Proposition. Let $a\in\mathbb{R}$ and $f$ be a map $\mathbb{R}\to\mathbb{R}$. Let $(u_n)_{n\geq 0}$ be the sequence defined by $$ \begin{cases} &u_0=a,\\ &u_{n+1}=f(u_n)\ \text{ for all }n\geq 0. \end{cases} $$ If $(u_n)$ has a finite limit $\ell$ and if $f$ is continuous then $\ell$ must satisfy $\ell=f(\ell)$.
The proof only consists in letting $n\to +\infty$ in the recurrence. Let us see how to apply it on a particular case. Let $$ u_0=1, u_1=\sqrt{2},\ u_2=\sqrt{2}^{\sqrt{2}},\dots , u_n=\sqrt{2}^{\sqrt{2}^{{\dots}^{\sqrt{2}^{\sqrt{2}}}}}. $$ In a more compact way: \begin{cases} &u_0=1,\\ &u_{n+1}=\sqrt{2}^{u_n}\ \text{ for all }n\geq 0. \end{cases}

The above script seems to indicate that $u_n \to 2$. The following plot gives an insight of what happens:

Indeed, $x\mapsto \sqrt{2}^x$ has two fixed points $x=2$ and $x=4$. The interval $[0,2]$ is clearly stable under $f$ and in this interval $\sqrt{2}^x \geq x$. This shows that $(u_n)$ is bounded and increasing, so it converges and the limit $\ell$ is the only fixed point of $f$ in that interval: $\ell=2$.
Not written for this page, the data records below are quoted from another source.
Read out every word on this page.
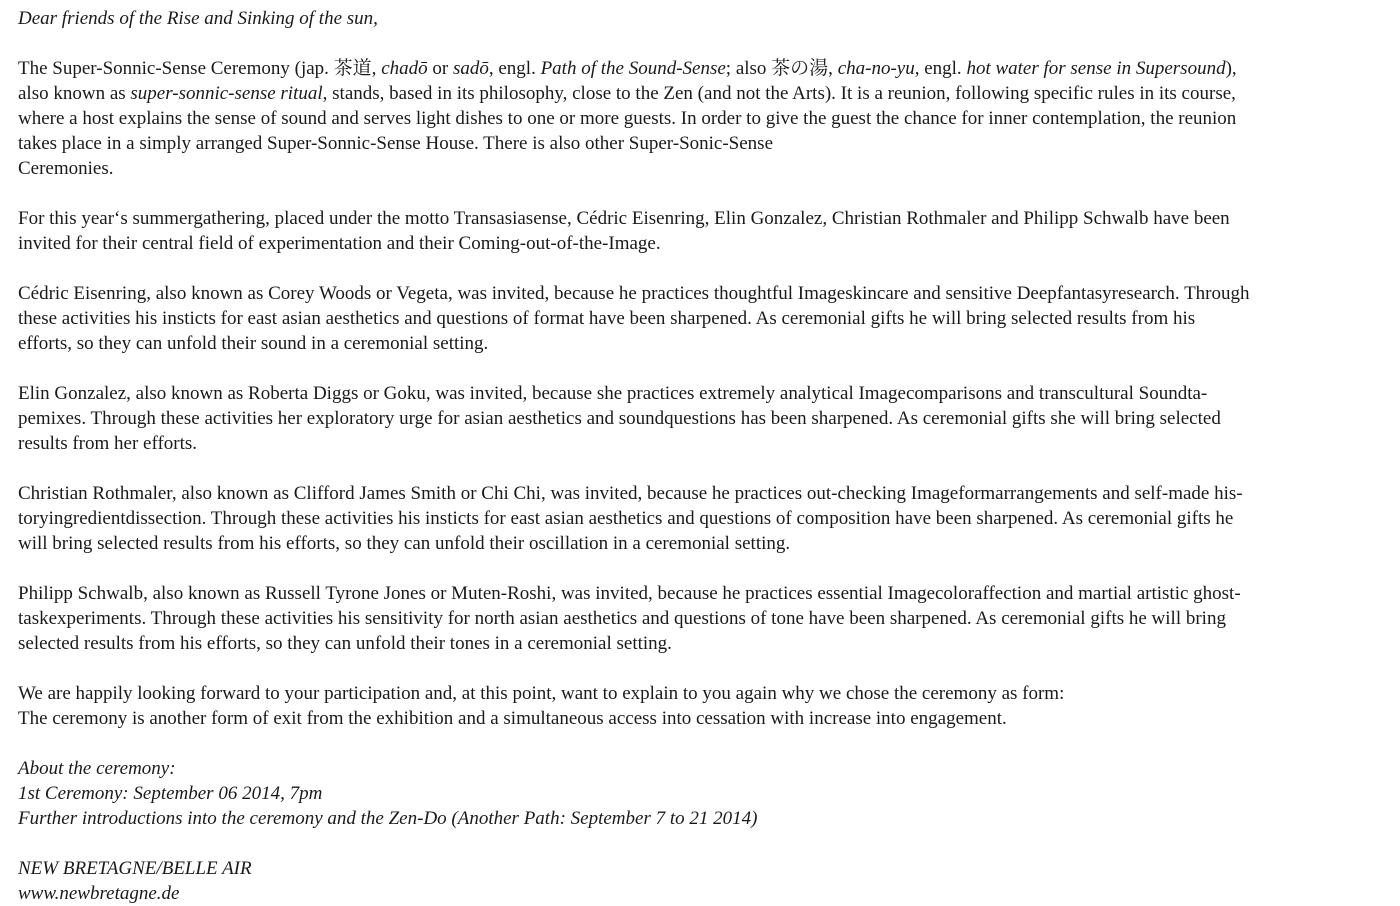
Dear friends of the Rise and Sinking of the sun,
The Super-Sonnic-Sense Ceremony (jap. 茶道, chadō or sadō, engl. Path of the Sound-Sense; also 茶の湯, cha-no-yu, engl. hot water for sense in Supersound),
also known as super-sonnic-sense ritual, stands, based in its philosophy, close to the Zen (and not the Arts). It is a reunion, following specific rules in its course,
where a host explains the sense of sound and serves light dishes to one or more guests. In order to give the guest the chance for inner contemplation, the reunion
takes place in a simply arranged Super-Sonnic-Sense House. There is also other Super-Sonic-Sense
Ceremonies.
For this year‘s summergathering, placed under the motto Transasiasense, Cédric Eisenring, Elin Gonzalez, Christian Rothmaler and Philipp Schwalb have been
invited for their central field of experimentation and their Coming-out-of-the-Image.
Cédric Eisenring, also known as Corey Woods or Vegeta, was invited, because he practices thoughtful Imageskincare and sensitive Deepfantasyresearch. Through
these activities his insticts for east asian aesthetics and questions of format have been sharpened. As ceremonial gifts he will bring selected results from his
efforts, so they can unfold their sound in a ceremonial setting.
Elin Gonzalez, also known as Roberta Diggs or Goku, was invited, because she practices extremely analytical Imagecomparisons and transcultural Soundta-
pemixes. Through these activities her exploratory urge for asian aesthetics and soundquestions has been sharpened. As ceremonial gifts she will bring selected
results from her efforts.
Christian Rothmaler, also known as Clifford James Smith or Chi Chi, was invited, because he practices out-checking Imageformarrangements and self-made his-
toryingredientdissection. Through these activities his insticts for east asian aesthetics and questions of composition have been sharpened. As ceremonial gifts he
will bring selected results from his efforts, so they can unfold their oscillation in a ceremonial setting.
Philipp Schwalb, also known as Russell Tyrone Jones or Muten-Roshi, was invited, because he practices essential Imagecoloraffection and martial artistic ghost-
taskexperiments. Through these activities his sensitivity for north asian aesthetics and questions of tone have been sharpened. As ceremonial gifts he will bring
selected results from his efforts, so they can unfold their tones in a ceremonial setting.
We are happily looking forward to your participation and, at this point, want to explain to you again why we chose the ceremony as form:
The ceremony is another form of exit from the exhibition and a simultaneous access into cessation with increase into engagement.
About the ceremony:
1st Ceremony: September 06 2014, 7pm
Further introductions into the ceremony and the Zen-Do (Another Path: September 7 to 21 2014)
NEW BRETAGNE/BELLE AIR
www.newbretagne.de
Actually one can do better. First observe that $f'(x)=\log(\sqrt{2})\sqrt{2}^x$ so that the mean value theorem applied to the interval $[0,2]$ says that, for every $x,y\in [0,2]$ $$ |f(x)-f(y)|\leq \sup_{[0,2]} f'\times |x-y|= \log(\sqrt{2})\sqrt{2}^2\times |x-y|=\log(2)|x-y|. $$ In other words, $f$ is contraction. This implies, for $n\geq m$, $$ |u_n-u_m|\leq \log(2)|u_{n-1}-u_{m-1}|\leq \log(2)^2|u_{n-2}-u_{m-2}|\leq \dots \leq\log(2)^{m}|u_{n-m}-u_{0}|\leq \log(2)^{m}\times 1. $$ Letting $n\to +\infty$ (while letting $m$ fixed) gives finally $$ |\ell-u_m|\leq \log(2)^{m}, $$ so that the convergence is exponentially fast.